Geopolitics and New Fed Chair
Markets had been watching President Trump’s visit to Xi Jinping in China for any breakthrough on Middle East tensions, particularly around Hormuz shipping routes that have been a source of elevated energy risk. No deal materialized. China offered to mediate; Trump declined, stating no external help was needed. Traders who had positioned for diplomatic progress were left flat, and now attention returns to the risk of further escalation and potential renewed attacks in the region – the kind of headline risk that will most likely push investors away from speculative assets.

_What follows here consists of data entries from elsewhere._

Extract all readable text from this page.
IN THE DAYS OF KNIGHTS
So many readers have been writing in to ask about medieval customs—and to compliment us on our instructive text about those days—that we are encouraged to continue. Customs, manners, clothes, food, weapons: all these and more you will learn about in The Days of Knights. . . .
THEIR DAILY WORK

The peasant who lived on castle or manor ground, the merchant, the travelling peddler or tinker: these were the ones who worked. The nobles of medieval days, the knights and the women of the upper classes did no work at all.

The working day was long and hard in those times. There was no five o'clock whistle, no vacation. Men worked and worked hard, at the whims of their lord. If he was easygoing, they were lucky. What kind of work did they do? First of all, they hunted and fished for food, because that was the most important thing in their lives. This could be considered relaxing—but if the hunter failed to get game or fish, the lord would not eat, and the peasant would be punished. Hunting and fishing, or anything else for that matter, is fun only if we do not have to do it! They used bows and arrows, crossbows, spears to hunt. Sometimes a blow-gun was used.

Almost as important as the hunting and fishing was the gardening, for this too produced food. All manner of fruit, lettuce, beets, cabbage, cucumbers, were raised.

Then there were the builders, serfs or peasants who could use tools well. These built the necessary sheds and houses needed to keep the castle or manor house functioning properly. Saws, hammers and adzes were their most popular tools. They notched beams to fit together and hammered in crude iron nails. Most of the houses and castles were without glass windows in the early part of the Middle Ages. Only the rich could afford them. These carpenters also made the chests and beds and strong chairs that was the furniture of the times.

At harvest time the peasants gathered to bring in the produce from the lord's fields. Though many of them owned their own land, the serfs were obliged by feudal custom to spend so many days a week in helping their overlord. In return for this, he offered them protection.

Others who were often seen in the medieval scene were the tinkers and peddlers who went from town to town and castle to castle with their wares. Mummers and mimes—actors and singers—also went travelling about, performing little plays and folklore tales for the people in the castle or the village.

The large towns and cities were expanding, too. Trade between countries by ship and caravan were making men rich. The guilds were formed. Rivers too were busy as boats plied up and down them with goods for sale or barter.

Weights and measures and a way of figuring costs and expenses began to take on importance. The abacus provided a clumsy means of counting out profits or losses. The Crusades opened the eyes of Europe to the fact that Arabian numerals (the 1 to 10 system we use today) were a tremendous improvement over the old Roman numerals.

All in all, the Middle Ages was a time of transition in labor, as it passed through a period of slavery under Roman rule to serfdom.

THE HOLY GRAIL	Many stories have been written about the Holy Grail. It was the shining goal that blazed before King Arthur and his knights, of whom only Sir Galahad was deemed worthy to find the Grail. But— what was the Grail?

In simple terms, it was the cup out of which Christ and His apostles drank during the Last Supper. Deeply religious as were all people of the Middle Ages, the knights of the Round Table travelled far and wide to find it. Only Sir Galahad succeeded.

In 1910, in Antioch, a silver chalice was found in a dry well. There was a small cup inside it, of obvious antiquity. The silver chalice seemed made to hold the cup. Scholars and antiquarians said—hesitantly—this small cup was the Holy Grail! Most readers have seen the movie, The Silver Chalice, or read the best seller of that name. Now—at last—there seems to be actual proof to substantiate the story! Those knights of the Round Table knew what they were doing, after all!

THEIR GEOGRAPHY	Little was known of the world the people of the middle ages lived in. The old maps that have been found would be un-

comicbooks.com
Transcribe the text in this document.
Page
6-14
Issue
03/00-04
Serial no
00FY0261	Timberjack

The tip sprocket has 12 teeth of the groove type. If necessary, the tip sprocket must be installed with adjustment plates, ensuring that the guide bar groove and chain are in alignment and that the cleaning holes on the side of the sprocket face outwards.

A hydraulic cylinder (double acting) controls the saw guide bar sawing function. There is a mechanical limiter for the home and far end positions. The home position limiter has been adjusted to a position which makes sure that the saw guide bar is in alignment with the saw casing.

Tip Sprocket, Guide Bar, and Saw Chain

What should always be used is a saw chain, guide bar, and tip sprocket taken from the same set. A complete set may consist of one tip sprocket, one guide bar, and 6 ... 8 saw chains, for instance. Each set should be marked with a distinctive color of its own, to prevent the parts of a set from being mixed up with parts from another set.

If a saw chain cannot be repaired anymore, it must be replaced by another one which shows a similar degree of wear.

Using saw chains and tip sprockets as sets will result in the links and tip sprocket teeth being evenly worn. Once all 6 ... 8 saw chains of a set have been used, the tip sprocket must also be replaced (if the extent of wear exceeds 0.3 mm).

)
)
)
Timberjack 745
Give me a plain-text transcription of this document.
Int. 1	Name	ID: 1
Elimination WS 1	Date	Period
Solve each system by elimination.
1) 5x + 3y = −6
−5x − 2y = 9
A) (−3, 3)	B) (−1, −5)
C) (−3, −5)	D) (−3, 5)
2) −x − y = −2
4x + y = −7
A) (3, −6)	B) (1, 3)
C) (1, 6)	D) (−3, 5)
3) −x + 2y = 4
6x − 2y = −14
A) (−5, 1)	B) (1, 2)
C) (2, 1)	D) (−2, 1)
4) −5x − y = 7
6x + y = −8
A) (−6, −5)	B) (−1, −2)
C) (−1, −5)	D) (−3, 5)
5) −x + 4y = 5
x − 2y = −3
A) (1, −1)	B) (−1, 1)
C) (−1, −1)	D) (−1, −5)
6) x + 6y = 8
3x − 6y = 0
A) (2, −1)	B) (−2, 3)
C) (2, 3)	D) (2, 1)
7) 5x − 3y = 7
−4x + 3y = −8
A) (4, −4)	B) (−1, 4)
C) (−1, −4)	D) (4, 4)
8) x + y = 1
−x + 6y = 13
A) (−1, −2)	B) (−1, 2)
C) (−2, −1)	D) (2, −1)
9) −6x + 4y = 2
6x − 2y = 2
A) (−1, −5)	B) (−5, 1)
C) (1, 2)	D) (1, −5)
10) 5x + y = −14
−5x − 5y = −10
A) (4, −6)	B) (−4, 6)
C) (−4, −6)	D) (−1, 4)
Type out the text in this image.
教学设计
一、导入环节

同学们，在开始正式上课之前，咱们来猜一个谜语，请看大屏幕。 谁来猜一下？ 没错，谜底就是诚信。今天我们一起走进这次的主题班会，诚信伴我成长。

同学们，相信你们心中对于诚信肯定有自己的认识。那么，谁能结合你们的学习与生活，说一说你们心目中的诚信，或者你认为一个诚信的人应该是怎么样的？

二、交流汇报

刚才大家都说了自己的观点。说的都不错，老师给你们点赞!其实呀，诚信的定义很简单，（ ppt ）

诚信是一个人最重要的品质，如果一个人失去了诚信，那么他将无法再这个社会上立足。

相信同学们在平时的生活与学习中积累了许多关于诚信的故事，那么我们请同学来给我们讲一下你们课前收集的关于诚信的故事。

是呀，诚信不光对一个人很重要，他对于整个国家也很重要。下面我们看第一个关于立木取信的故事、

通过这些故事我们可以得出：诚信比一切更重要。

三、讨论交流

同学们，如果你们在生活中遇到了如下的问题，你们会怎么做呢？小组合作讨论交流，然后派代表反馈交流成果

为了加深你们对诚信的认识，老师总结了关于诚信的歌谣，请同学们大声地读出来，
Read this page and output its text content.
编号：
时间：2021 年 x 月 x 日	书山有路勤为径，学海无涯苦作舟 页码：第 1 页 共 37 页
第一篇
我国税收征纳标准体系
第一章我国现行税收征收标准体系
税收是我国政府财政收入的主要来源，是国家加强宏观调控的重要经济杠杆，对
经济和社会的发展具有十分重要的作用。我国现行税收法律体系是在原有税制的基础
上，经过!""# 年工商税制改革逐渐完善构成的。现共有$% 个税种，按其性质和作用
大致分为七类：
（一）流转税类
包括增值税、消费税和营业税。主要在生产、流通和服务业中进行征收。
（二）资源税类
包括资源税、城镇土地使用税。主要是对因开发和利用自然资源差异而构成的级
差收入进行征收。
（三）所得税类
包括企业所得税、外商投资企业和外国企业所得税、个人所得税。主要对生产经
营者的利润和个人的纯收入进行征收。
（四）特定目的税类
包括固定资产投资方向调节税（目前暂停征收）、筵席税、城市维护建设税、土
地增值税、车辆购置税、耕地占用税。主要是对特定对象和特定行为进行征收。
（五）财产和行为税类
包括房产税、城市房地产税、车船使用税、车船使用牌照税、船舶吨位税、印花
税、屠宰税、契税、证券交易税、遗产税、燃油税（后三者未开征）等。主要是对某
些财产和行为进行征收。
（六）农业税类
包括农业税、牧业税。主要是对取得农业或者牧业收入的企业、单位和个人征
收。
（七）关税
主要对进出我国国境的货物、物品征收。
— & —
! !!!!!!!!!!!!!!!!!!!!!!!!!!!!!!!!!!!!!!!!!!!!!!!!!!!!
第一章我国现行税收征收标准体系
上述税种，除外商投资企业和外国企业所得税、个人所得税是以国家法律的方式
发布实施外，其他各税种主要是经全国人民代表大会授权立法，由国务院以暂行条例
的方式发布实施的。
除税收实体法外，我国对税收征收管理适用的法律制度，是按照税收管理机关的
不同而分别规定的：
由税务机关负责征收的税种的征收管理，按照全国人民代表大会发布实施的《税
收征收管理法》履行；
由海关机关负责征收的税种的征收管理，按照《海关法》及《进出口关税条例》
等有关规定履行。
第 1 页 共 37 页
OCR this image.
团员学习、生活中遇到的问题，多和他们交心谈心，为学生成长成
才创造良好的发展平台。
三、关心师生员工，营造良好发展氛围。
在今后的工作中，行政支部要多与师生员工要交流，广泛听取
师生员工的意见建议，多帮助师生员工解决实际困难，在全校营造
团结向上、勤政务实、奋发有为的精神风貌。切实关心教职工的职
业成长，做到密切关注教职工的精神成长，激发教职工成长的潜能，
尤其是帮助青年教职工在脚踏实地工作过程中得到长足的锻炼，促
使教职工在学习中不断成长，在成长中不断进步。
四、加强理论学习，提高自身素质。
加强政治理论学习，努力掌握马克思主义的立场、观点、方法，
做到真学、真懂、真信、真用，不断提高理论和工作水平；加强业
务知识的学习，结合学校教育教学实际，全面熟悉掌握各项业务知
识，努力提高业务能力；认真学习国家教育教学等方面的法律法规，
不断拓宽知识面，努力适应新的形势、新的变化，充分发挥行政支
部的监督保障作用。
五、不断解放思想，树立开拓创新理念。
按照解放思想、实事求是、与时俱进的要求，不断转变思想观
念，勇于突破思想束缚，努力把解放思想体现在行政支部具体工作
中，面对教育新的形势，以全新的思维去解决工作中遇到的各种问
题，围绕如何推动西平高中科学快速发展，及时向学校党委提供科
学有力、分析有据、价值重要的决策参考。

There is one structural development worth noting. The U.S. Senate confirmed Kevin Warsh as the next Federal Reserve Chair by a 54-45 vote, the narrowest margin in the central bank’s modern history. Warsh is a known skeptic of central bank digital currencies and has public exposure to Bitcoin-related ventures, including crypto index management and a stablecoin company. Whether that translates into a policy environment more favorable to crypto remains to be seen – Fed chairs operate within institutional constraints regardless of their personal holdings – but markets will be paying close attention to his tone on digital assets once he takes the chair.
For now, the short-term setup remains bearish until proven otherwise. $77,500 is the line in the sand. A clean hold there with volume would be the first indication that sellers are running out of steam. Until that happens, the path of least resistance points lower.